Rob Thorpe ha scritto:

> Pat wrote:
> > Hi,
> >
> > Thanks for answering. Actually, I made a couple of mistake in my
> > previous post, and other important information miss. Let me explain
> > what I mean:
> >
> > 1) First of all, I'm not working with Lisp, but with genetic
> > programming, a technique of artificial intelligence that "borrows" some
> > notation from Lisp (like S-expressions). So, please, forgive me if my
> > language about Lisp is not adequate of precise enough.
> >
> > 2) You've seen the point I want to know: you described my (bad drawn)
> > tree by this S:expression: (C (B (A IN)) (A IN)), saying that (A IN) is
> > a common subexpression (actually, A and B were unary operators ...
> > lapsus calami).
> >
> > 3) The question is: given a tree where subexpression are "hidden" (in
> > this case you have "unrolled" the tree identifying hte subexpression),
> > is there any technique to identify all the subexpression in the tree?
> >
> > I hope that now the situation is clear and maybe (Kaz) or someone else
> > can halp me. Any comment is welcome
>
> You can use an algorithm similar to the one used to turn a graph into a
> tree I mentioned to you on comp.programming.
>
> * start at the leaves of the tree.
> * Pass over each leaf entering each expression "(instruction arg1
> arg2)" into a hash table.
> * Now every place in the hash-table where you have more than one entry
> represents redundancy
> * Pass over the tree replacing each of the redundant expressions with a
> reference to the first calculation.  That is you leave the first
> expression in place and replace every subsequent one with a reference
> to the first.
>
> Then at the end possibly run the whole algorithm again, since there may
> be common-subexpression remaining.
>
> To make the above practical you need to take account of expression in
> the parse tree that are conditional and may not be executed.  A book on
> compilers will describe all this stuff.
From: Rob Thorpe
Subject: Re: About the relation between S-expressions and trees
Date: 
Message-ID: <1160674573.260365.4870@e3g2000cwe.googlegroups.com>
Pat wrote:
> Great, you're idea war absolutely right! It was so easy, my tree was no
> more a tree but a graph, a directed acyclic graph (DAG) and it can be
> always converted to a tree.

Yes, it's a graph once the algorithm has finished.

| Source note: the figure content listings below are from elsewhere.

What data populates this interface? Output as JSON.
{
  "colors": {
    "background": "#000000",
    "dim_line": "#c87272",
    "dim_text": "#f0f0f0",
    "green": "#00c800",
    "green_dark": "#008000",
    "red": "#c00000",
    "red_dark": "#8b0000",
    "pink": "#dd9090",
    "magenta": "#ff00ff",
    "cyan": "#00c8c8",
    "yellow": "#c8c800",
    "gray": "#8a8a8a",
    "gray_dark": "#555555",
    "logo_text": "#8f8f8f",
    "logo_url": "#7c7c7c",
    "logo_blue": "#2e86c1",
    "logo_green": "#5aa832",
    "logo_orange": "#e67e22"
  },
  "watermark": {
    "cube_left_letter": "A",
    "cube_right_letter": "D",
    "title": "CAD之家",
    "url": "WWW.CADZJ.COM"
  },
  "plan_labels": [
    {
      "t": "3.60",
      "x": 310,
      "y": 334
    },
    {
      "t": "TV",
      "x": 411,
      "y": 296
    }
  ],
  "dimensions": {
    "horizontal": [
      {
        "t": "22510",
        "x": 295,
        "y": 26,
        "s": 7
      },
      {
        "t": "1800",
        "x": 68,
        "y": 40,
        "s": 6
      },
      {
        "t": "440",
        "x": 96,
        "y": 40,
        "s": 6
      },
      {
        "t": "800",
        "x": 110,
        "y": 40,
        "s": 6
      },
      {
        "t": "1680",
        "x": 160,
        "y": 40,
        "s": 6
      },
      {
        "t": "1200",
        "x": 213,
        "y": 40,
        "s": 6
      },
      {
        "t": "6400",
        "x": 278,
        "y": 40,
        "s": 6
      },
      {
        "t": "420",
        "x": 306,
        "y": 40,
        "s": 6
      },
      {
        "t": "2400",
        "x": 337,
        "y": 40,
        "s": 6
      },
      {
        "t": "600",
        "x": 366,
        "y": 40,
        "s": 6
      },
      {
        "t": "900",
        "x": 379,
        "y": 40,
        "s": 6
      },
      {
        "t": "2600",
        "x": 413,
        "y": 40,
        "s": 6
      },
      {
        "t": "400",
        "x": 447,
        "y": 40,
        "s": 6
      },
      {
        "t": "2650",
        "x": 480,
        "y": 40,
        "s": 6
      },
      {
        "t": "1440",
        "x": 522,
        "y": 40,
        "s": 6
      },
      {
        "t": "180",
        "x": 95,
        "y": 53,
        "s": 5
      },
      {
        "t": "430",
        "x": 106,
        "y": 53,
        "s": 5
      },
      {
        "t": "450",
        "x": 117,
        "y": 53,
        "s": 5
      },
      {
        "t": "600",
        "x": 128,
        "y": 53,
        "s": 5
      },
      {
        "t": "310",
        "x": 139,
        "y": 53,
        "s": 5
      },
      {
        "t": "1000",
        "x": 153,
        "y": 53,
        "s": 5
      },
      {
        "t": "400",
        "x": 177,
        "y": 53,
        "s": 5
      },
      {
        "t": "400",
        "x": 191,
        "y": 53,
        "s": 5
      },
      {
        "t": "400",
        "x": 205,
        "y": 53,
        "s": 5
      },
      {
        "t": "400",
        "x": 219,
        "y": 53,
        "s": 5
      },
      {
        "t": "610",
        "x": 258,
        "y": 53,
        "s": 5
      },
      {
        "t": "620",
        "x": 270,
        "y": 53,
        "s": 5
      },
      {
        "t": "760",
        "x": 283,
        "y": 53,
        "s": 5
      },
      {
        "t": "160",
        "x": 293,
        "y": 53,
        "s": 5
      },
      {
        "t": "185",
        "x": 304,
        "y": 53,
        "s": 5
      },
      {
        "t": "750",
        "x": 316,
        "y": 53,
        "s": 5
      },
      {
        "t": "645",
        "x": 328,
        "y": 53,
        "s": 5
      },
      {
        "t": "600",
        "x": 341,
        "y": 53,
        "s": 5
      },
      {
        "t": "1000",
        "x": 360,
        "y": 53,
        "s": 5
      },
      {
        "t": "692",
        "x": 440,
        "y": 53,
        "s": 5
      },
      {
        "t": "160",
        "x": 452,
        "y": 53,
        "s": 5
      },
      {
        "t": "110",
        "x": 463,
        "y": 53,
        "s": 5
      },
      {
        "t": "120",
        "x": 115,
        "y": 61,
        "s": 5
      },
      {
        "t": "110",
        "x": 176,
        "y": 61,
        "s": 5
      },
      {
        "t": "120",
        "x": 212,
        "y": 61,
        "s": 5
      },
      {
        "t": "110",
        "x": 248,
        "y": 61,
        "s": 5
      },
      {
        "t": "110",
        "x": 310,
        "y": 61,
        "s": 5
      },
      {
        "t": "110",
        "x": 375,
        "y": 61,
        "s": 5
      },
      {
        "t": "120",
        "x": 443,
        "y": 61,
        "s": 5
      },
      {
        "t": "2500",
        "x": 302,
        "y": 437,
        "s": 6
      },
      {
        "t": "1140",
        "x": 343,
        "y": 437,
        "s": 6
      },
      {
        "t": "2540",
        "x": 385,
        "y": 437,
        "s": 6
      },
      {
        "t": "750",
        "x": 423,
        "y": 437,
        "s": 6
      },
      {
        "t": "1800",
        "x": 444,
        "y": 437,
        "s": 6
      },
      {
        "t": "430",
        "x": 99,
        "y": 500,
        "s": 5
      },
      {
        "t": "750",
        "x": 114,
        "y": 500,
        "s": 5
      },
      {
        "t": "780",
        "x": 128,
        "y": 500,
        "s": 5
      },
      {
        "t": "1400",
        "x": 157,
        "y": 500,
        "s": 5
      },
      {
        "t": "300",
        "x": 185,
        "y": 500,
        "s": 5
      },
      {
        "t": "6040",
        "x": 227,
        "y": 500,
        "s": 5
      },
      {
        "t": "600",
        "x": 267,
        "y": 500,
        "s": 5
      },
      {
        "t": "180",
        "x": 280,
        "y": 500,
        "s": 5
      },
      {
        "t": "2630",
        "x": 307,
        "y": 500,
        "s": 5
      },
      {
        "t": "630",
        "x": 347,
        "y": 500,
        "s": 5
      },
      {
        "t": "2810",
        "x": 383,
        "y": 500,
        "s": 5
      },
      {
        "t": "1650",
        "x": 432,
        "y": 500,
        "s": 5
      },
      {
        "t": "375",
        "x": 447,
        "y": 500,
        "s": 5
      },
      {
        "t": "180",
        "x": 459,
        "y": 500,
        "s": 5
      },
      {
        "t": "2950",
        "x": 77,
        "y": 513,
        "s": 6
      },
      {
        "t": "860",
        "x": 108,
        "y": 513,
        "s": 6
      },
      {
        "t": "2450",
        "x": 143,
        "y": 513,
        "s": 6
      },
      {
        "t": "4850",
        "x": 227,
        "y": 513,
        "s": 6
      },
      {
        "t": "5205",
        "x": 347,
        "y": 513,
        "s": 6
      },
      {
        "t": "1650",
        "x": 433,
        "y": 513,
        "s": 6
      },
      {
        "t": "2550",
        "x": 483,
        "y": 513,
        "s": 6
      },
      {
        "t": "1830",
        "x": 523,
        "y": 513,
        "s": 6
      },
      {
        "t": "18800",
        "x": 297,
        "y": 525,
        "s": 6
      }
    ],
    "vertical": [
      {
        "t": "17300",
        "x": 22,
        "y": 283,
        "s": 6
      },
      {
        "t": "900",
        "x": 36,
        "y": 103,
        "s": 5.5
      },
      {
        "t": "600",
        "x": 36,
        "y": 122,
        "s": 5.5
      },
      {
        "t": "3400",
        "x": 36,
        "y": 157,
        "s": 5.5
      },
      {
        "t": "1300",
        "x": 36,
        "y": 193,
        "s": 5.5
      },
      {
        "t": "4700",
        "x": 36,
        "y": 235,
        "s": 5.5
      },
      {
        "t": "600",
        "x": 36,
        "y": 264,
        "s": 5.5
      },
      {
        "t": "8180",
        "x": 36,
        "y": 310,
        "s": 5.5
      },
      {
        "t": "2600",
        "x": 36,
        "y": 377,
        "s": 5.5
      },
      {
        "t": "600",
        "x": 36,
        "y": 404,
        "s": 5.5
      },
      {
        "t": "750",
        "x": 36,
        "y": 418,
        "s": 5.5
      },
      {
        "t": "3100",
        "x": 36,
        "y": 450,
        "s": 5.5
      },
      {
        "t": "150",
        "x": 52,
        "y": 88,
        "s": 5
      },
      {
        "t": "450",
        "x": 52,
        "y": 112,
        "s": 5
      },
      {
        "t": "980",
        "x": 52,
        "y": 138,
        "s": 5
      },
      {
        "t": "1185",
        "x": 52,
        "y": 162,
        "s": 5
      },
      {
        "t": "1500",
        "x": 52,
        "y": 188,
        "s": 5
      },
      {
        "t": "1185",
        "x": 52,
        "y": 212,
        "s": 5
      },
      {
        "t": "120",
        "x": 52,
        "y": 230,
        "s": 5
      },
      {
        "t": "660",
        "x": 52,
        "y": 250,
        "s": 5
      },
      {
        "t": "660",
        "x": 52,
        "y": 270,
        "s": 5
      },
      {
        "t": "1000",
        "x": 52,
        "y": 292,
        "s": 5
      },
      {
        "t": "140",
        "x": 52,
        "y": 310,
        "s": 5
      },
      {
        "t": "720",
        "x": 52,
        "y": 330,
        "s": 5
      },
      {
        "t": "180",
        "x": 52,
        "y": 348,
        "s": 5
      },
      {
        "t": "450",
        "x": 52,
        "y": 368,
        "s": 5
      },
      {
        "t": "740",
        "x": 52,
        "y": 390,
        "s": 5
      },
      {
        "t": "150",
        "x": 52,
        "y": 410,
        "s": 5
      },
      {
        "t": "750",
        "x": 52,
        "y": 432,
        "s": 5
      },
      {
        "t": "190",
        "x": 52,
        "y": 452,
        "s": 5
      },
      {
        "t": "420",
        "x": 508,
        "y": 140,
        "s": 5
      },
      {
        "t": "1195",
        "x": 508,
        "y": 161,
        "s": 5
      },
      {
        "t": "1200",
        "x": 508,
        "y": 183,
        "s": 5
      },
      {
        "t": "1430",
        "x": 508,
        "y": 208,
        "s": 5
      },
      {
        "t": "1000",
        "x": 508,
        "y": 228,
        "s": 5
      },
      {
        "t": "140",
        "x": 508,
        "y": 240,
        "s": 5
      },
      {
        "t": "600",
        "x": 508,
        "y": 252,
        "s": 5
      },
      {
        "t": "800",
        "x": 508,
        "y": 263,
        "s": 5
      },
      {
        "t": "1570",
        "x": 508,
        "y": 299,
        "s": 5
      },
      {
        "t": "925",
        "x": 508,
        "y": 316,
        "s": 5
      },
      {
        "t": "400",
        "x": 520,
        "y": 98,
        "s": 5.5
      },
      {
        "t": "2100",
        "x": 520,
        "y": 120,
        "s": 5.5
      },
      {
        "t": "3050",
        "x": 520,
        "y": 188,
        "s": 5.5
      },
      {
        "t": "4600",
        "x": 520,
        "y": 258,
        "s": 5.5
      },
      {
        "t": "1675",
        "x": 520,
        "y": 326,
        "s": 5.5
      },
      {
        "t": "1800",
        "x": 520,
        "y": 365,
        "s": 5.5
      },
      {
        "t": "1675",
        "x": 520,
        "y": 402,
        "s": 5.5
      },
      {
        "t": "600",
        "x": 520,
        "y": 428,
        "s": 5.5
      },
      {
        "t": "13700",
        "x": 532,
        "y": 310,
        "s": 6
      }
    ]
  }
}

There is a bug in my suggestion though.  You have to take into account
when a value is assigned, if "foo" is assigned you have to remember
that after that happens then the common-subexpressions involving "foo"
aren't valid anymore because it has changed.

You can find quite a bit about this stuff in books on compiler design,
and lecture notes on compiler design online.